Asset managers seeking new levels of diversification and risk awareness are wholeheartedly embracing investing programs designed with environmental, social and governance (ESG) themes in mind, according to a new report from U.S. SIF, the research and advocacy organization supporting ESG and sustainable and responsible investing (SRI).
According to U.S. SIF researchers, ESG/SRI investing assets have expanded to $8.72 trillion in the United States, up an impressive 33% from $6.57 trillion in 2014. Important to note, much of the interest and growth is driven by asset managers themselves, rather than their institutional and retail clients. Investment firms, looking to better map risk exposure and reduce asset correlations, now consider ESG criteria across $8.10 trillion in assets, up a whopping 69% from $4.8 trillion in 2014.
Some investors, for example, are thinking deeply about how the social interconnectivity of the world has dramatically impacted market correlations and the competitive landscape in which all for-profit enterprises operate. Other investors, it could be said, are actually hedging the possibility of negative environmental impacts from climate change within their portfolios, positioning themselves to be ready to take advantage of new solutions that will undoubtedly be needed in a climate-stressed future.

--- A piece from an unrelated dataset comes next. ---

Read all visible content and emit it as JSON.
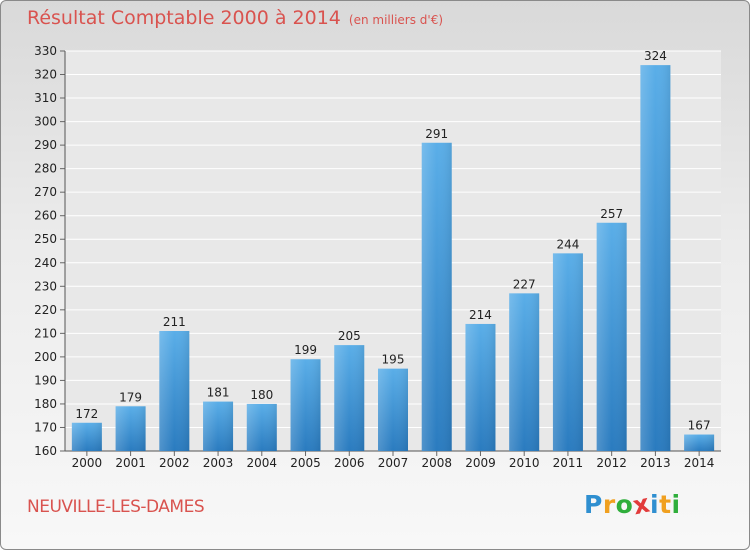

At a high level, the top two issues considered both by money managers and by their institutional investor clients are “conflict risk” and “climate change,” the researchers observe.
“The trend of robust growth in sustainable and impact investing is continuing as investment managers apply ESG criteria across broader portions of their portfolios, often in response to client demand,” adds Lisa Woll, U.S. SIF Foundation CEO. “Asset managers, institutional investors, advisers and individuals are moving toward sustainable and impact investing to advance critical social, environmental and governance issues in addition to seeking long-term financial returns.”
NEXT: Robust embrace of ESG themes
Looking closer at the growing pool of investments that consider ESG/SRI factors during portfolio management, U.S. SIF measures $8.10 trillion in U.S.-domiciled ESG/SRI assets, as of the outset of 2016. The investments are held by 477 institutional investors, 300 money managers and 1,043 community investing financial institutions to which various ESG criteria are applied in investment analysis and portfolio selection.
There is also roughly $2.56 trillion in U.S.-domiciled portfolios, held by 225 institutional investors or money managers, that filed or co-filed shareholder resolutions on ESG issues from 2014 through 2016.
“These two segments of assets, after eliminating double counting for assets involved in both strategies and for assets managed by money managers on behalf of institutional investors, yield the overall total of $8.72 trillion, a 33% increase over the $6.57 trillion that the U.S. SIF Foundation identified in sustainable investing strategies at the outset of 2014,” the report explains.
Contextualizing the data, U.S. SIF says the significant growth in ESG assets “reflects demand from individual and institutional clients, growing market penetration of SRI products, the development of new products that incorporate ESG criteria and the incorporation of ESG criteria by numerous large asset managers across wider portions of their holdings.”
Indeed, the top reasons managers reported incorporating ESG factors include client demand (85%), mission (83%), risk (81%), returns (80%), social benefit (78%), fiduciary duty (64%) and regulatory compliance (22%).
NEXT: Market evolution also encouraging for ESG
The report concludes the number of investment vehicles and financial institutions incorporating ESG criteria will very likely continue to grow.
Today ESG/SRI is already being implemented within mutual funds, variable annuities, exchange-traded funds (ETFs), closed-end funds, hedge funds, VC/private equity, property/REIT, other pooled investment vehicles, and community investing institutions.
“The leading ESG criteria that institutional investors consider are restrictions on investing in companies doing business in regions with conflict risk—particularly in countries with repressive regimes or sponsoring terrorism—and consideration of climate change and carbon emissions,” U.S. SIF finds. “While the number of institutions and money managers actively involved in filing shareholder resolutions has remained relatively stable over the past four years, the proportion of shareholder proposals on social and environmental issues that receive high levels of support has been on the rise.”
Further, according to the report, money managers and institutional investors are pursuing engagement strategies on ESG issues in addition to filing shareholder resolutions at publicly traded companies.